Headline writing is a core newsroom discipline that compresses a story's essential claim into a few words placed above the article. Traditionally written by copy editors rather than reporters, headlines serve three overlapping functions: summarizing the news, ranking it visually on a page or screen, and persuading readers to engage further.
Print conventions favor active verbs, present-tense constructions ("Senate passes bill"), and tight character counts dictated by column width. Wire services such as Reuters and the Associated Press maintain stylebooks specifying capitalization, attribution, and the avoidance of unverified claims in headline form. The AP Stylebook, for example, instructs writers to use single quotes and to attribute contested statements.
Digital headline writing diverges sharply. Search engine optimization (SEO) rewards keyword placement near the front of the title tag, while social-media sharing rewards curiosity gaps and emotional framing. Outlets like BuzzFeed popularized "listicle" formats in the early 2010s, and most legacy publishers now A/B test multiple headlines per story — a practice The New York Times and The Washington Post have publicly described in newsroom blogs.

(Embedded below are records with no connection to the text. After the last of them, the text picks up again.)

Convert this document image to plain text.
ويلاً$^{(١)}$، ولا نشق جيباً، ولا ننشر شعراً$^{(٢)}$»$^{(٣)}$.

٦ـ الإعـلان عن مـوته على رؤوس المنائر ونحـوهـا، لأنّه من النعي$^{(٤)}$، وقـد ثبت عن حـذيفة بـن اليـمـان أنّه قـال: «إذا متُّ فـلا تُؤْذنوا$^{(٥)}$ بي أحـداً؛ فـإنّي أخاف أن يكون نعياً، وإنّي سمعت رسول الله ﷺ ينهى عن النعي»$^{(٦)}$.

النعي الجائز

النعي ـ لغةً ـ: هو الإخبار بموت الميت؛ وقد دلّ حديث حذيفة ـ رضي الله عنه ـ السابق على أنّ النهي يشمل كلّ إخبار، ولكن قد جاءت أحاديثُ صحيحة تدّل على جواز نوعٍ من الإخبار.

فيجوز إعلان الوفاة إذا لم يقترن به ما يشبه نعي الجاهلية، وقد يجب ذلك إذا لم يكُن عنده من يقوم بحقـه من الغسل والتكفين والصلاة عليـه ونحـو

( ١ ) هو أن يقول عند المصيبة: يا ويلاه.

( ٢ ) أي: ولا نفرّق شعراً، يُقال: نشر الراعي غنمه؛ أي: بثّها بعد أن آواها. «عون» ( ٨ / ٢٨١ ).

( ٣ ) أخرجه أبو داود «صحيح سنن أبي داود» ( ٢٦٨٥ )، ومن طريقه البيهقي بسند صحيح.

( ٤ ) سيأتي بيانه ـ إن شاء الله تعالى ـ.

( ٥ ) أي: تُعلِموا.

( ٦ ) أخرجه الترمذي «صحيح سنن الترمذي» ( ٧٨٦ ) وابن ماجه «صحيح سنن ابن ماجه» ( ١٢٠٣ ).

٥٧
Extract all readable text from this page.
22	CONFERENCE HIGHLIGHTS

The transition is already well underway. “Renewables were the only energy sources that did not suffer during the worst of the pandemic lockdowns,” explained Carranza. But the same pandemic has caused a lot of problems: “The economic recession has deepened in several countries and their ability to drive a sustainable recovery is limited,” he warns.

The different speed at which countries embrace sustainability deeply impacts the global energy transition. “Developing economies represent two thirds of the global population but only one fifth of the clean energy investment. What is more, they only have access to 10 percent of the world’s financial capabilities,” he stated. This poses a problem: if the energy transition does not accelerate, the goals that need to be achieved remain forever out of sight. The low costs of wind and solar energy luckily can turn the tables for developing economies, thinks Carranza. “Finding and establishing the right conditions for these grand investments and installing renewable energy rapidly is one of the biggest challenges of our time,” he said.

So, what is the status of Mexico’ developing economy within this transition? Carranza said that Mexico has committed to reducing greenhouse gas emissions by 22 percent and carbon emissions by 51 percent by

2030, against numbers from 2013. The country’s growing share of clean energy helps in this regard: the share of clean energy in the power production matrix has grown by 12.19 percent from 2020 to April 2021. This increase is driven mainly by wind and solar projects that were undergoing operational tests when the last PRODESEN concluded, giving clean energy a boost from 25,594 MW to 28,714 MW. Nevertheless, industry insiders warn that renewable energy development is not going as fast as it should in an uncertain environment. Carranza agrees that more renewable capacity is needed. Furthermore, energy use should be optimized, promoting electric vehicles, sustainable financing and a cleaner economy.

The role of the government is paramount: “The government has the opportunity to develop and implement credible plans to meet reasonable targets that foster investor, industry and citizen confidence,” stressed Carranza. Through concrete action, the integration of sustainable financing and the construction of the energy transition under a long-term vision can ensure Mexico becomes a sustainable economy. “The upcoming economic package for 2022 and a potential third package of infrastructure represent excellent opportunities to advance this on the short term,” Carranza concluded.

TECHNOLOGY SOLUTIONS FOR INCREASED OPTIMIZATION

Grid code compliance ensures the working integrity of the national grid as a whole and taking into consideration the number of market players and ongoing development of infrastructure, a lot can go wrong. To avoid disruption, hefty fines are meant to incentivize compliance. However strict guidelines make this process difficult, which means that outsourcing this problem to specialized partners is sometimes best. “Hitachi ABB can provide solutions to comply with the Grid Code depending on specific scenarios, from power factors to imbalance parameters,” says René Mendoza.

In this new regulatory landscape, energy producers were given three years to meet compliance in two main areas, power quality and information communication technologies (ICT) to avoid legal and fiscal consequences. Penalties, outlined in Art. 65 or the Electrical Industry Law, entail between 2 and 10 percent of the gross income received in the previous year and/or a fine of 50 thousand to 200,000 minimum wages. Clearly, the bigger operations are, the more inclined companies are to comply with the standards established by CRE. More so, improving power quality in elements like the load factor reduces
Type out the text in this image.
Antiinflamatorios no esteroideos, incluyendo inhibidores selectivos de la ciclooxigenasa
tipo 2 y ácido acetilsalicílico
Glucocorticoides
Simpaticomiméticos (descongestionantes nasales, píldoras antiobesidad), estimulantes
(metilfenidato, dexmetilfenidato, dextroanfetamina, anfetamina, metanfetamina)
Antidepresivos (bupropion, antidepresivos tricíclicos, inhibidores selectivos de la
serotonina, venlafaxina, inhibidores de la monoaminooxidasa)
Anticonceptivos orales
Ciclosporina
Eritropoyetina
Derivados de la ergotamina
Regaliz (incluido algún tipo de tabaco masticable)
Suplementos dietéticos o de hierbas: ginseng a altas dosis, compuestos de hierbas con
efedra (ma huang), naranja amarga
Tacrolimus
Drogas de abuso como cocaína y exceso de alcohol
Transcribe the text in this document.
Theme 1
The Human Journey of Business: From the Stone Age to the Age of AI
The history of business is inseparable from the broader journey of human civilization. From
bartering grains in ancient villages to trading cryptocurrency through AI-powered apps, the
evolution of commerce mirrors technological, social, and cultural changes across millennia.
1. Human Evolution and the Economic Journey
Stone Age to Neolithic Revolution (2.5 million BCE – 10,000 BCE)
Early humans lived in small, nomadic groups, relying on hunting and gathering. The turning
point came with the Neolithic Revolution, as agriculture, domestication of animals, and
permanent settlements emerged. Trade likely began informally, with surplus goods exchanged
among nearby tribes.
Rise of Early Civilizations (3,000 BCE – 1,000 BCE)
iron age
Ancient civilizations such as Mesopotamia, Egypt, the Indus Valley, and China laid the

For political researchers, headlines matter because they shape public perception independently of article content. Studies in journals such as Journalism Practice and Political Communication have documented that many readers consume only headlines, and that misleading or sensational titles can durably alter beliefs even after the body text corrects them — a phenomenon related to the "continued influence effect."
Key considerations include:
- Accuracy vs. clickability: tension between editorial standards and traffic incentives.
- Framing: word choice (e.g., "protest" vs. "riot") signals editorial stance.
- Attribution: whether a contested claim is presented as fact or quoted speech.
- Length constraints: print decks, mobile previews, and Twitter cards each impose different limits.
In policy and diplomatic coverage, headline framing can influence agenda-setting, a concept formalized by McCombs and Shaw in their 1972 study of the Chapel Hill voters.
Example
In 2017, BBC News and Fox News ran sharply different headlines on the same Trump administration travel-ban ruling, illustrating how framing choices in titles can shape public interpretation of identical court decisions.
Frequently asked questions
Copy editors or dedicated headline writers usually compose them, not the reporters who wrote the article, though digital newsrooms increasingly involve reporters and SEO specialists.